They way I see it, 1/0 (in terms of physics) would equal infinity, and the evidence for that would be that the universe's volume (not visible matter, but rather just the fabric of space itself) is infinite because when you apply a wave function equation to when the universe was just a single point, the distance is 0 because a point is a 0 dimensional sphere (weird huh?). And even if that is somehow flawed which I think it is, but not by much, you still have to consider the entanglement between two particles renders distance meaningless. No matter how great the distance is between two components of a system of entangled particles, either of the two will respond instantly to a change in the properties of another, but how could that be true unless the true distance between all objects in the universe is actually 0 and everything is still somehow the same thing? In mathematics, you would have to be able to do this
4*2=8
8/2=4
8/4=2
which you can't do with infinity (or all real numbers), but mathematics isn't the universe, it's simply a way to recognize the components of the universe in terms of numeric values.
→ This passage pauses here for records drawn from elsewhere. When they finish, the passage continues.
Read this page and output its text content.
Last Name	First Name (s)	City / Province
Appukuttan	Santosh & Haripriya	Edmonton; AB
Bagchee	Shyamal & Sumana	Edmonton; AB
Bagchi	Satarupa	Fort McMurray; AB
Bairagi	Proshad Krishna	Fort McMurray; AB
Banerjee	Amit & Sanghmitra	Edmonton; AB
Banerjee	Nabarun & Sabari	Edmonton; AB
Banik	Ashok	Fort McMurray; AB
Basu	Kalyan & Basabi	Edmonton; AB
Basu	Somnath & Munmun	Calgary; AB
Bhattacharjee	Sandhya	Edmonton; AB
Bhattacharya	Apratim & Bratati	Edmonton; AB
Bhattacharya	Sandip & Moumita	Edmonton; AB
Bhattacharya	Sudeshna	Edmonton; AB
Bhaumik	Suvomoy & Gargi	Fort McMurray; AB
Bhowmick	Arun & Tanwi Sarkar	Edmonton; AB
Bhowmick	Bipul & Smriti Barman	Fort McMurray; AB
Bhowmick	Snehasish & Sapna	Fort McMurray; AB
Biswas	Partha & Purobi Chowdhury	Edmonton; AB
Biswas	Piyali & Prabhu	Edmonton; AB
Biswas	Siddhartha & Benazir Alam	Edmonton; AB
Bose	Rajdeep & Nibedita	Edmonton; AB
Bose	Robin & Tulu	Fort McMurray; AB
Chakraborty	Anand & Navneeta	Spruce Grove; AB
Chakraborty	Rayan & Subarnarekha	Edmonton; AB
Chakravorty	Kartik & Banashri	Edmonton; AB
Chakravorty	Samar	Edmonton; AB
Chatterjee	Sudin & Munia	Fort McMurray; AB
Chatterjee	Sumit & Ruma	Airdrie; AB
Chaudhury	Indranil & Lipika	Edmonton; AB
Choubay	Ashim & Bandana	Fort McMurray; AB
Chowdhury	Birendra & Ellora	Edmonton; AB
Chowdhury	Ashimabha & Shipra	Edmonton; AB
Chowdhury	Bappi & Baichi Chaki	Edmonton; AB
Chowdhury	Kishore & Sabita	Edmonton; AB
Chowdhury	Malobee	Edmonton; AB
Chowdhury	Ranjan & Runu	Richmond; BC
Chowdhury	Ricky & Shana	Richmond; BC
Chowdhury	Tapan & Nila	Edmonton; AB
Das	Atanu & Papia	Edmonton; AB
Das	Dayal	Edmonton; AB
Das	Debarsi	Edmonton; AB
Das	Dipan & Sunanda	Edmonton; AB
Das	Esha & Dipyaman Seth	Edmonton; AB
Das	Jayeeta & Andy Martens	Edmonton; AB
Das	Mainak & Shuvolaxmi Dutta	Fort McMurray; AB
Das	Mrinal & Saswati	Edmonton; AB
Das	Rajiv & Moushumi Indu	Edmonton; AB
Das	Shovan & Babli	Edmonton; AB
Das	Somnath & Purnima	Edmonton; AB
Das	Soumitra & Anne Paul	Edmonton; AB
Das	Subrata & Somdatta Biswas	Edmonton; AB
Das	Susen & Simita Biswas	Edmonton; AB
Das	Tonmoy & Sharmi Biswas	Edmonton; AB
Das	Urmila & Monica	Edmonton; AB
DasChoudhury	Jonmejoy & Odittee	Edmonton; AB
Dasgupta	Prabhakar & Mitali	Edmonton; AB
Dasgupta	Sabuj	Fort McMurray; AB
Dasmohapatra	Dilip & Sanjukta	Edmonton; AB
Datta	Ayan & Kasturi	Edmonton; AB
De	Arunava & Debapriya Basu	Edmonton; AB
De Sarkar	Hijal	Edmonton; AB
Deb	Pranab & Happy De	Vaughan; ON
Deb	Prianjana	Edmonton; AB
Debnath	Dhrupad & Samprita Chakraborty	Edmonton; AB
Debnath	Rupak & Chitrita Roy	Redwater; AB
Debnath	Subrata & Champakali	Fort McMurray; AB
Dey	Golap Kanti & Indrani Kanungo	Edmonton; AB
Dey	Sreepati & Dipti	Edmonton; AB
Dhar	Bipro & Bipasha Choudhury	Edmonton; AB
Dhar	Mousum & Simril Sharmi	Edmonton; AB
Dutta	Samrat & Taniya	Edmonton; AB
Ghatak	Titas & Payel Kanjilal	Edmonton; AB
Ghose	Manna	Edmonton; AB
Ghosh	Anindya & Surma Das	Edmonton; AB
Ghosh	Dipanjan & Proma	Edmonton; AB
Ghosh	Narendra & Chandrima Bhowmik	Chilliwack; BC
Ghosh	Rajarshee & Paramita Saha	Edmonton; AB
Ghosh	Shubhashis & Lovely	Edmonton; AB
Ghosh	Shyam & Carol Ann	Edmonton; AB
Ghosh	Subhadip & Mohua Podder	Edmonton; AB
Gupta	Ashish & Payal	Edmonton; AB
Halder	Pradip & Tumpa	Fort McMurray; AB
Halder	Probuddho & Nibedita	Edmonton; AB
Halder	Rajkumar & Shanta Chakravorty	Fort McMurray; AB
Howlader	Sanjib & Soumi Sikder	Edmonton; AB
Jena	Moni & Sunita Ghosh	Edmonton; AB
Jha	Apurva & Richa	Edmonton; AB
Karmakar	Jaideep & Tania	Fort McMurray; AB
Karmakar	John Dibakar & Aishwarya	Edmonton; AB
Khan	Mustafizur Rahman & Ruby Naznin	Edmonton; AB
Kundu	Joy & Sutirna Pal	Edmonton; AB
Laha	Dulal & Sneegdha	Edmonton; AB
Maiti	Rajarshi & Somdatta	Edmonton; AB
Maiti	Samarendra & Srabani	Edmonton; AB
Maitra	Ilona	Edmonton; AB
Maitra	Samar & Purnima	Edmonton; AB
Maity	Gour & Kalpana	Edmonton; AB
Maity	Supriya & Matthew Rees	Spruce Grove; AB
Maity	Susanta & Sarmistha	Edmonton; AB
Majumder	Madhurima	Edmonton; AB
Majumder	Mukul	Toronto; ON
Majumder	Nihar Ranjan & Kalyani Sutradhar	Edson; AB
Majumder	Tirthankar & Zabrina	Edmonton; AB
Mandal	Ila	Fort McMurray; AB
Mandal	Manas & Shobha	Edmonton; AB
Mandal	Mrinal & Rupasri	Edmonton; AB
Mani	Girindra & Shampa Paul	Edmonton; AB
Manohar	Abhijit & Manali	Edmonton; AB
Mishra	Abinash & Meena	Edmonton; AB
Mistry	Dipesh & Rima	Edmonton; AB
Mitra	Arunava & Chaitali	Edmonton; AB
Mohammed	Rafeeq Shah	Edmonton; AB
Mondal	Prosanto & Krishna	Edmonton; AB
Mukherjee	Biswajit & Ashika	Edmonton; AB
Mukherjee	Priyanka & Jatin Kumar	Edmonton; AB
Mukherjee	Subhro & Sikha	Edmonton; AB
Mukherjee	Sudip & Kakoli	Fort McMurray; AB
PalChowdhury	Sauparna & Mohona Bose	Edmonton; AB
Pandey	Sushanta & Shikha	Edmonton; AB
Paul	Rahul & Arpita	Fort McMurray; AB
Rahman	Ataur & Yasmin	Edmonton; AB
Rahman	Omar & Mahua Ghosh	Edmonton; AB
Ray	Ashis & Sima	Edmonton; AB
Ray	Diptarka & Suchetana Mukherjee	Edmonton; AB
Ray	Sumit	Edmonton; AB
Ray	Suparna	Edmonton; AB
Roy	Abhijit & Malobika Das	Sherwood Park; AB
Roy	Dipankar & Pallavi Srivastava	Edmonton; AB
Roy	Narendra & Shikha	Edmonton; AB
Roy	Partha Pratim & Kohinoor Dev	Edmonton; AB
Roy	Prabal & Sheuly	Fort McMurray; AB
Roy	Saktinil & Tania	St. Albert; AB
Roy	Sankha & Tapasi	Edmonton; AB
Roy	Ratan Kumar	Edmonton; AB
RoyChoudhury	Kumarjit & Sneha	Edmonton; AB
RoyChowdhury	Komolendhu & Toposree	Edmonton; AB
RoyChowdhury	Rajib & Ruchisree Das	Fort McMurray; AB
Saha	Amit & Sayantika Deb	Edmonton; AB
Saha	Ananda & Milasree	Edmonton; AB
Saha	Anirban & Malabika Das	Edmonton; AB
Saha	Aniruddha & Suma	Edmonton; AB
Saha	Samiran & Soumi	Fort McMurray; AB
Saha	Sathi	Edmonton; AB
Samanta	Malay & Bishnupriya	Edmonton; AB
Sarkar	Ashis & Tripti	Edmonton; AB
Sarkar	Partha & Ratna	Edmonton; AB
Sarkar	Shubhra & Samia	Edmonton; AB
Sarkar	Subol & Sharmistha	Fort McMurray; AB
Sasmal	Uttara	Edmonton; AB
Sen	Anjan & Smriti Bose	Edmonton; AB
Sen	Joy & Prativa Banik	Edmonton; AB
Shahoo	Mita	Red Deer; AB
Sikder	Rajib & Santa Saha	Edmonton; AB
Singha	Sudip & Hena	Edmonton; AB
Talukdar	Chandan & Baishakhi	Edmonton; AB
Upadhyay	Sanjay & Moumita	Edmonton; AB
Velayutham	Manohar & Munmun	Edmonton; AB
Never in nature is something actually going "well lets see, 1 + 1 = 2". What happens is, you have two apples, all with their own atoms, which have separate distance (according to modern physics), and all your doing is bringing them closer together and saying "now I have two", but the universe doesn't recognize ( I had 1 then I added 1, now I have 2) in any way. The math is something that we just made up. In terms of the universe, it's just a cluster of atoms being brought closer together, and the evidence for that is that the apples' gravitation fields have a greater effect on each other, however the apples aren't fused together. The apples are not counted as one system, and if they were, that would be a violation of quantum mechanics because if you can measure the two apples in some way to quantify the information, that means you'd have to be collapsing the wave function, which means the two apples aren't actually one system. Math can easily describe things, but it isn't necessarily actually those things. Thats why I can have an equation for how the price of an item in a shop increases with the amount of that item bought, and yet neither the shop nor the item have to exist. There are still rules and things that govern how things happen, but that's why we have physics and science.